На это ему не отвечали.
Во время этих отлучек, прогулок, посещений родных, делавшихся большею частью в сопровождении Михаила Иваныча и воспитывавших в Софье Васильевне дух неповиновения, жизненные встречи и сцены наводили Надю все на новые и новые сомнения и все больше разоряли ее неразвитый, необразованный ум. Война с Павлом Иванычем, в которой супружеские права его играли такую видную роль, невольно заставляла Надю с особенной впечатлительностью принимать только те жизненные факты, в которых виднелся тот же вопрос. Много было этих встреч, и из всех их все-таки можно было вывести то заключение, что самостоятельность, свои деньги, свой труд существуют только у простых людей. Случались, правда, встречи, которые озадачивали Надю, открывали ей совершенно новые стороны жизни, но и они в конце концов оказывались нулем.

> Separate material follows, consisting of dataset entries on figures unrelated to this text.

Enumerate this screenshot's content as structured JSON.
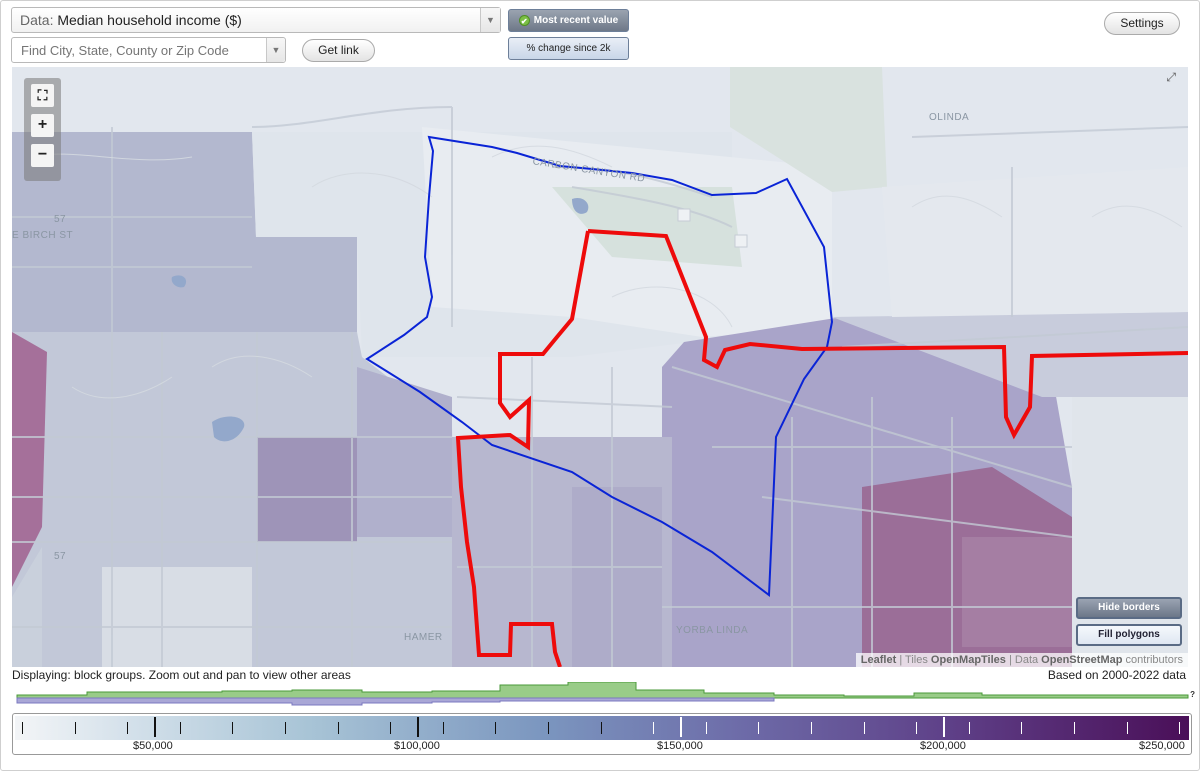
{
  "controls": {
    "data_prefix": "Data:",
    "data_value": "Median household income ($)",
    "search_placeholder": "Find City, State, County or Zip Code",
    "get_link": "Get link",
    "most_recent": "Most recent value",
    "pct_change": "% change since 2k",
    "settings": "Settings"
  },
  "map": {
    "labels": {
      "carbon_canyon": "CARBON CANYON RD",
      "olinda": "OLINDA",
      "yorba_linda": "YORBA LINDA",
      "hamer": "HAMER",
      "birch_st": "E BIRCH ST",
      "route_57_a": "57",
      "route_57_b": "57"
    },
    "fullscreen": "⤢",
    "zoom_in": "+",
    "zoom_out": "−",
    "hide_borders": "Hide borders",
    "fill_polygons": "Fill polygons",
    "attribution": {
      "leaflet": "Leaflet",
      "sep1": " | Tiles ",
      "tiles": "OpenMapTiles",
      "sep2": " | Data ",
      "data": "OpenStreetMap",
      "contrib": " contributors"
    }
  },
  "footer": {
    "displaying": "Displaying: block groups. Zoom out and pan to view other areas",
    "based_on": "Based on 2000-2022 data",
    "help": "?"
  },
  "legend": {
    "labels": [
      "$50,000",
      "$100,000",
      "$150,000",
      "$200,000",
      "$250,000"
    ],
    "min": 25000,
    "max": 250000
  }
}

2Между прочим одна из таких встреч произошла в окружном суде, куда наших подруг затащил Михаил Иваныч, весьма интересовавшийся "новыми порядками". Не зная ни старых, ни новых порядков, Надя и Софья Васильевна были прежде всего испуганы обстановкой суда: налоем, священником, толпою людей (которых, в сущности, было очень немного), и затем впали в состояние полного непонимания того, что пред ними творится. В глубочайшем конфузе слушали они разбирательство какого-то неизвестного им дела и не могли даже прибегнуть за советом к Михаилу Иванычу, который почему-то уселся у самого входа.

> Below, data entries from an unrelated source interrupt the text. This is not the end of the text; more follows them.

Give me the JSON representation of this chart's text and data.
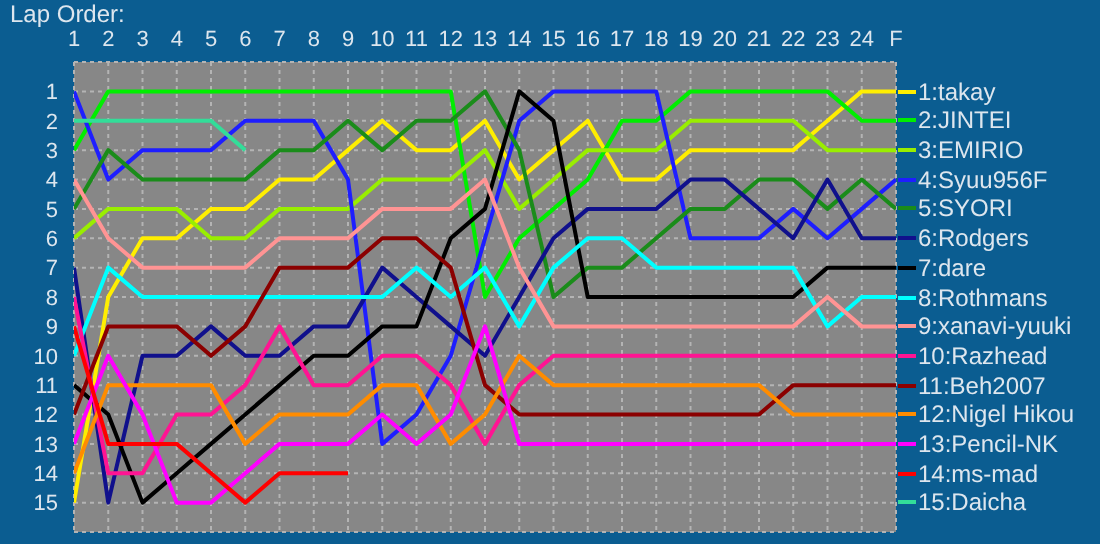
{
  "chart_data": {
    "type": "line",
    "title": "Lap Order:",
    "x": [
      1,
      2,
      3,
      4,
      5,
      6,
      7,
      8,
      9,
      10,
      11,
      12,
      13,
      14,
      15,
      16,
      17,
      18,
      19,
      20,
      21,
      22,
      23,
      24,
      25
    ],
    "xlim": [
      1,
      25
    ],
    "xticks": [
      1,
      2,
      3,
      4,
      5,
      6,
      7,
      8,
      9,
      10,
      11,
      12,
      13,
      14,
      15,
      16,
      17,
      18,
      19,
      20,
      21,
      22,
      23,
      24,
      {
        "value": 25,
        "label": "F"
      }
    ],
    "ylim": [
      16,
      0
    ],
    "yticks": [
      1,
      2,
      3,
      4,
      5,
      6,
      7,
      8,
      9,
      10,
      11,
      12,
      13,
      14,
      15
    ],
    "grid": true,
    "legend": "right",
    "series": [
      {
        "name": "1:takay",
        "color": "#ffee00",
        "values": [
          15,
          8,
          6,
          6,
          5,
          5,
          4,
          4,
          3,
          2,
          3,
          3,
          2,
          4,
          3,
          2,
          4,
          4,
          3,
          3,
          3,
          3,
          2,
          1,
          1
        ]
      },
      {
        "name": "2:JINTEI",
        "color": "#00ee00",
        "values": [
          3,
          1,
          1,
          1,
          1,
          1,
          1,
          1,
          1,
          1,
          1,
          1,
          8,
          6,
          5,
          4,
          2,
          2,
          1,
          1,
          1,
          1,
          1,
          2,
          2
        ]
      },
      {
        "name": "3:EMIRIO",
        "color": "#99ee00",
        "values": [
          6,
          5,
          5,
          5,
          6,
          6,
          5,
          5,
          5,
          4,
          4,
          4,
          3,
          5,
          4,
          3,
          3,
          3,
          2,
          2,
          2,
          2,
          3,
          3,
          3
        ]
      },
      {
        "name": "4:Syuu956F",
        "color": "#1e1eff",
        "values": [
          1,
          4,
          3,
          3,
          3,
          2,
          2,
          2,
          4,
          13,
          12,
          10,
          6,
          2,
          1,
          1,
          1,
          1,
          6,
          6,
          6,
          5,
          6,
          5,
          4
        ]
      },
      {
        "name": "5:SYORI",
        "color": "#1a8c1a",
        "values": [
          5,
          3,
          4,
          4,
          4,
          4,
          3,
          3,
          2,
          3,
          2,
          2,
          1,
          3,
          8,
          7,
          7,
          6,
          5,
          5,
          4,
          4,
          5,
          4,
          5
        ]
      },
      {
        "name": "6:Rodgers",
        "color": "#10108c",
        "values": [
          7,
          15,
          10,
          10,
          9,
          10,
          10,
          9,
          9,
          7,
          8,
          9,
          10,
          8,
          6,
          5,
          5,
          5,
          4,
          4,
          5,
          6,
          4,
          6,
          6
        ]
      },
      {
        "name": "7:dare",
        "color": "#000000",
        "values": [
          11,
          12,
          15,
          14,
          13,
          12,
          11,
          10,
          10,
          9,
          9,
          6,
          5,
          1,
          2,
          8,
          8,
          8,
          8,
          8,
          8,
          8,
          7,
          7,
          7
        ]
      },
      {
        "name": "8:Rothmans",
        "color": "#00ffff",
        "values": [
          10,
          7,
          8,
          8,
          8,
          8,
          8,
          8,
          8,
          8,
          7,
          8,
          7,
          9,
          7,
          6,
          6,
          7,
          7,
          7,
          7,
          7,
          9,
          8,
          8
        ]
      },
      {
        "name": "9:xanavi-yuuki",
        "color": "#ff9494",
        "values": [
          4,
          6,
          7,
          7,
          7,
          7,
          6,
          6,
          6,
          5,
          5,
          5,
          4,
          7,
          9,
          9,
          9,
          9,
          9,
          9,
          9,
          9,
          8,
          9,
          9
        ]
      },
      {
        "name": "10:Razhead",
        "color": "#ff1493",
        "values": [
          8,
          14,
          14,
          12,
          12,
          11,
          9,
          11,
          11,
          10,
          10,
          11,
          13,
          11,
          10,
          10,
          10,
          10,
          10,
          10,
          10,
          10,
          10,
          10,
          10
        ]
      },
      {
        "name": "11:Beh2007",
        "color": "#8b0000",
        "values": [
          12,
          9,
          9,
          9,
          10,
          9,
          7,
          7,
          7,
          6,
          6,
          7,
          11,
          12,
          12,
          12,
          12,
          12,
          12,
          12,
          12,
          11,
          11,
          11,
          11
        ]
      },
      {
        "name": "12:Nigel Hikou",
        "color": "#ff8c00",
        "values": [
          14,
          11,
          11,
          11,
          11,
          13,
          12,
          12,
          12,
          11,
          11,
          13,
          12,
          10,
          11,
          11,
          11,
          11,
          11,
          11,
          11,
          12,
          12,
          12,
          12
        ]
      },
      {
        "name": "13:Pencil-NK",
        "color": "#ff00ff",
        "values": [
          13,
          10,
          12,
          15,
          15,
          14,
          13,
          13,
          13,
          12,
          13,
          12,
          9,
          13,
          13,
          13,
          13,
          13,
          13,
          13,
          13,
          13,
          13,
          13,
          13
        ]
      },
      {
        "name": "14:ms-mad",
        "color": "#ff0000",
        "values": [
          9,
          13,
          13,
          13,
          14,
          15,
          14,
          14,
          14,
          null,
          null,
          null,
          null,
          null,
          null,
          null,
          null,
          null,
          null,
          null,
          null,
          null,
          null,
          null,
          null
        ]
      },
      {
        "name": "15:Daicha",
        "color": "#33dd99",
        "values": [
          2,
          2,
          2,
          2,
          2,
          3,
          null,
          null,
          null,
          null,
          null,
          null,
          null,
          null,
          null,
          null,
          null,
          null,
          null,
          null,
          null,
          null,
          null,
          null,
          null
        ]
      }
    ]
  }
}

— Действительно ли, — обращается председатель к купцу-свидетелю: — рука проходит в тот разрез в чемодане?
— С охотой пролезает, ваше высокоблагородие, с большим удовольствием! — отвечает свидетель. — Потому что он ее, дыру-то, васкбродие, ножичком распорол, эво ли какую! Икру, потому што, все он им резал, ножиком-то… Вы у него спросите, у шельмы!..
Председатель остановил купца на слове "шельма" и довольно строго объяснил ему, как тот должен относиться к подсудимому. Купец, все время отвечавший весьма храбро и подробно, вдруг испугался, замолк, побледнел.
— Потому что, который ножик у него, — лепетал он, спотыкаясь на каждом слове и обирая руками полы сюртука; — то он даже… васкбродие… может быть…
— Ишь путает! — говорили какие-то мещане позади Нади. — Того и гляди, "знать не знаю!"
— Настращен старинными пустяками! Думает: "как бы самого не упекли".
Надя и Софья Васильевна слушали и не понимали даже того, что понимают мещане.
— Подсудимый! Что вы можете сказать на это?
Молодой малый с плутоватыми глазами, обвиняемый в краже денег из чемодана купца, кашлянул, тряхнул волосами и довольно наивным голосом произнес:
— Ежели он меня упрекает насчет быдто икры, то даже совершенно это напрасно. Потому я ее с малых ден икру не потребляю…
— Действительно ли вы разрезали? — поясняет председатель свой вопрос.
— Действительно, что я ее, васкбродие, и по сие время не люблю икру… И что в ей скусу?